I'm flying toward Arizona and the AzTea WoW conference where I'll be
speaking to administrators this evening about school leadership in the
21st century. It sounds generic but I consider this a sacred
opportunity. I know the importance of school leadership and I
understand the power that comes from administrators having a vision for
positive change. I want to seize this and every opportunity like it to
inspire or re-inspire these people to take the helm of their districts
and school and steer them into a bold future. Whether we are gazing
toward the far off lands or waiting in a fog bank, our kids will live
on the shores of the future. They will have to make fires with
indigenous wood and hunt for local game. They will have to be
comfortable and empowered to live in a future that we in education
don't always understand.

How do you help kids prepare for a future we cannot ourselves see? It
would be the height of egocentricity to pretend I have the answers but
I look to other leaders and authors and thinkers to help me help
schools answer this question. If we were taking our students west in
pioneer America I think I know what we would do. We would work together
to learn all we could about the new frontier. We would send scouts out
to survey the land and look for opportunities and risks.
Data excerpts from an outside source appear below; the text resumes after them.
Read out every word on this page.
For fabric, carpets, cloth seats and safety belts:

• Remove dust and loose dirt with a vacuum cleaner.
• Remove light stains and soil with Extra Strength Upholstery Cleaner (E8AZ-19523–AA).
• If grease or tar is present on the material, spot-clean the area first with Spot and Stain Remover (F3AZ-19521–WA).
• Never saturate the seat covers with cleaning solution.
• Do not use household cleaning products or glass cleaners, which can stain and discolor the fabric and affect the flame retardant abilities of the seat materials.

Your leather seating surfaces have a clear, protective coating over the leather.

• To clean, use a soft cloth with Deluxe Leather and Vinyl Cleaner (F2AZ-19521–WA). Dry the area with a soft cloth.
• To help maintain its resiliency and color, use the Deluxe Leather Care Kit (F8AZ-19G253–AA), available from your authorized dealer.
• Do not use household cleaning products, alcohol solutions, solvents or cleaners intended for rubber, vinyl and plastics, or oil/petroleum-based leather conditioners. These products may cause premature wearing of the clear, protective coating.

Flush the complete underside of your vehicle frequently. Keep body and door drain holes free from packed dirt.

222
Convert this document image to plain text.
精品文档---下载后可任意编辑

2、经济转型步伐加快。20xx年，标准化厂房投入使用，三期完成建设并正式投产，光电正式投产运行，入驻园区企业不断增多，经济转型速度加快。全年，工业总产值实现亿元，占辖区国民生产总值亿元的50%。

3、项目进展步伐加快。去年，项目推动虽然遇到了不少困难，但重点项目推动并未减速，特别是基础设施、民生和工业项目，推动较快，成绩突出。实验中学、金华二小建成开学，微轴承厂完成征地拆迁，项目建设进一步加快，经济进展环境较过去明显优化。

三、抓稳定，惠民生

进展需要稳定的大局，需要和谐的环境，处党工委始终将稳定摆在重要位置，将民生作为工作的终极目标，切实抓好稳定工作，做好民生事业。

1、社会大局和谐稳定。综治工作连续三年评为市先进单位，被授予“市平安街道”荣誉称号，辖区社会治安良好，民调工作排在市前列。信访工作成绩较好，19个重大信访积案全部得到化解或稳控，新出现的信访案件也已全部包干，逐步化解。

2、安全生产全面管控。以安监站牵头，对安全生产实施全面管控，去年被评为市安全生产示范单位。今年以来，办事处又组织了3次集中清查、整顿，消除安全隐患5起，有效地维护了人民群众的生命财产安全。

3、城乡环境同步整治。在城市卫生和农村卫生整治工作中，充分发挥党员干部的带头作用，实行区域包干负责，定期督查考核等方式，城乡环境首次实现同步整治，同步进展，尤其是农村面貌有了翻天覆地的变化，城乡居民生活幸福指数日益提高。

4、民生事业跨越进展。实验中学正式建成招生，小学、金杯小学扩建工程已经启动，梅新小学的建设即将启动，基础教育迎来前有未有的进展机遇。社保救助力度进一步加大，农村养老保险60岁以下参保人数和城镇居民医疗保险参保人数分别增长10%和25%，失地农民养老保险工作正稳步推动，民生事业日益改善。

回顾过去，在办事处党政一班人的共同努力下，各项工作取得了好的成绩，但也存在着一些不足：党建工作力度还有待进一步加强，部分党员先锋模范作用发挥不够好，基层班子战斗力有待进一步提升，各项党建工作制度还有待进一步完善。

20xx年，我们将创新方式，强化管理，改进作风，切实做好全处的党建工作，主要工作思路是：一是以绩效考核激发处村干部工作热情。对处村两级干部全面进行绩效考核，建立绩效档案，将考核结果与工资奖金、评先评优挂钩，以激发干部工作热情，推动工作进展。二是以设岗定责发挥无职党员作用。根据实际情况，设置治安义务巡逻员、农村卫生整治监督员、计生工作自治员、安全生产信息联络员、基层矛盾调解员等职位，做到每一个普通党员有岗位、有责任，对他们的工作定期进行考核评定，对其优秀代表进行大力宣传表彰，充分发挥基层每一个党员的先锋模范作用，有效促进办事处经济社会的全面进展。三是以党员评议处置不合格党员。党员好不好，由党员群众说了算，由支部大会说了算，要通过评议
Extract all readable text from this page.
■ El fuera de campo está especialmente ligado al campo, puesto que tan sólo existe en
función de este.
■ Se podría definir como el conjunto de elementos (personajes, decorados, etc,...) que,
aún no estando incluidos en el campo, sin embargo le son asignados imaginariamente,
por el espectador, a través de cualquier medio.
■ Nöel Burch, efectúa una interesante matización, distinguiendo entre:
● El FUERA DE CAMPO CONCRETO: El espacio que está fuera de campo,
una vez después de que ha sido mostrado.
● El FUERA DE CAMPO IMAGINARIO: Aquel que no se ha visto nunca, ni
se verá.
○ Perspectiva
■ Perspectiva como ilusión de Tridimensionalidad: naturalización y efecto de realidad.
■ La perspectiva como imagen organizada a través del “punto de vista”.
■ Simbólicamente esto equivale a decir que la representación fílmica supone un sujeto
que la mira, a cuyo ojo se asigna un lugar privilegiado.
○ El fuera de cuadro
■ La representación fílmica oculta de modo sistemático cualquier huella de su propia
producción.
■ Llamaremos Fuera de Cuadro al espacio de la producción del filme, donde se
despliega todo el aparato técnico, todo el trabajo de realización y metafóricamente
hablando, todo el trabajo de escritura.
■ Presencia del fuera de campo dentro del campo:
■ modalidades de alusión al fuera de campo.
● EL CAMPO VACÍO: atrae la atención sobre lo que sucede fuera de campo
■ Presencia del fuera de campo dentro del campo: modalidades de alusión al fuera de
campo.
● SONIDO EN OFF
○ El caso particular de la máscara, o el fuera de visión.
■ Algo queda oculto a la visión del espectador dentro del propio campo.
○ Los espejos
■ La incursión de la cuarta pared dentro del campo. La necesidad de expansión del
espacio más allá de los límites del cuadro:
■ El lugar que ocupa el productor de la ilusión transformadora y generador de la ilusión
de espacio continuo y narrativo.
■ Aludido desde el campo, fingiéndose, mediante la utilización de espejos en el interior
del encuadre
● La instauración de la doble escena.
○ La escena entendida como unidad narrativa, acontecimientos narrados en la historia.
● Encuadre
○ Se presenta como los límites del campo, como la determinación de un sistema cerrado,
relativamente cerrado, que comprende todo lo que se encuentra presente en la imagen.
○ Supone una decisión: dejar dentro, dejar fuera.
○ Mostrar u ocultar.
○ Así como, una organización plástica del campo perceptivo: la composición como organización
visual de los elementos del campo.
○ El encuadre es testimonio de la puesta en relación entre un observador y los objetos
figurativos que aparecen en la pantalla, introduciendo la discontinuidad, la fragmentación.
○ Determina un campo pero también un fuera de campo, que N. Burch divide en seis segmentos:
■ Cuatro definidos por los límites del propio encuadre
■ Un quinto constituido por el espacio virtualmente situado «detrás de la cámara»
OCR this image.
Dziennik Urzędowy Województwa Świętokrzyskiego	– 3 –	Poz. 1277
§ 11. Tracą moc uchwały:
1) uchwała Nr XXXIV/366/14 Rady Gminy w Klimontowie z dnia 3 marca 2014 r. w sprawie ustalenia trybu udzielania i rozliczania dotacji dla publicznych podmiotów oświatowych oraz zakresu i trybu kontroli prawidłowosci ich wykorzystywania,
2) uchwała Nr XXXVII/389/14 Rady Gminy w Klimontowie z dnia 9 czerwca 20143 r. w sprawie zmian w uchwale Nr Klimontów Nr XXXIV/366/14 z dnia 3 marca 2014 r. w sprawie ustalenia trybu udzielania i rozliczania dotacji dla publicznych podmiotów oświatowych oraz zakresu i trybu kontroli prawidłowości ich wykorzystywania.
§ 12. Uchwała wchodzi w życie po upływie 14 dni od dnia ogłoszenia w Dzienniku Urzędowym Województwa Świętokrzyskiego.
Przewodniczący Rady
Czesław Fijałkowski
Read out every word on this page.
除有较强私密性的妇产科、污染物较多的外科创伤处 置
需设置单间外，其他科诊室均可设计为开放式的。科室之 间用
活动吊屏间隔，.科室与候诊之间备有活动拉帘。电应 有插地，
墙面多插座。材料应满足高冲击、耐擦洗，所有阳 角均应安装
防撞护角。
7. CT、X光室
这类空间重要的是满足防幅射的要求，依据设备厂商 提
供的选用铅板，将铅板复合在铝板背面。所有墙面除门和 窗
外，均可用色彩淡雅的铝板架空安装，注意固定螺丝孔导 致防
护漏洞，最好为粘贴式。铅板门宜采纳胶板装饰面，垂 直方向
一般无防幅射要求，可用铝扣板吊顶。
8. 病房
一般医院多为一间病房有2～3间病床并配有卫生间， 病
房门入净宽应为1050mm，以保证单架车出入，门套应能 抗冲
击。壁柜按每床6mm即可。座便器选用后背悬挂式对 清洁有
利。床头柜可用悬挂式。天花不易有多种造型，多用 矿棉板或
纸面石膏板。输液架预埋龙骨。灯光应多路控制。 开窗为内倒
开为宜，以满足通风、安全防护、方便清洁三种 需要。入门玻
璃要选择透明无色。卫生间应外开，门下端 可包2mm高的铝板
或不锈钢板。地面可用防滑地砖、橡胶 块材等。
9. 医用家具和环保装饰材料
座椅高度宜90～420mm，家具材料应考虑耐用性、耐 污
We would find
natives who could help us understand the unfamiliar surroundings and we
would make sure our kids had the knowledge to survive as we moved west.

What does this look like when the west is the future? I look to the
people on my networks on Twitter and Plurk and Classroom 2.0 and others
for help finding the answers. I have strategically built a powerful,
fun and intelligent crowd of minds and I look to them for inspiration
and guidance as I lead my particular wagon trains west. I look to
scouts with their crazy willingness to go first and risk the arrows of
misunderstanding and fear, because they return to camp with crucial
knowledge of what lies over the next hill. I look to natives and people
who are helping to build the next horizon, the coders and software
engineers and thought leaders who imagine the future our kids will live
in. I look to teacher practitioners who try innovative approaches to
integrating new technologies and empowering their learners, while still
hitting all of the required standards.

With all of these resources in hand, or as close as my smart phone, I
summon the wagons, snap the whip and move forward. This forward motion
is not without some risks. I don't think we get to be completely
certain about the perfect way to settle the future. We're moving toward
a destination that is always moving farther west and it is always
changing. I know we will spend sleepless nights worrying whether we've
made all the right decisions but I think that knowing we are moving our
schools toward a future that our kids must succeed in is one thought
that will help us overcome our fears.

If we stay back safely ensconced in our old settlements and fling our
students into a future that we do not understand, I wonder what their
landings will be like. Fortune favors the bold and I admire the
educational leaders who don't ask: Can we do it? They ask: How can we
do it. The answers are out there in the form of other leaders,
classrooms and schools who have already started moving. If we network
and pool our mind resources, we can take our kids into a successful
future, no matter what that future holds.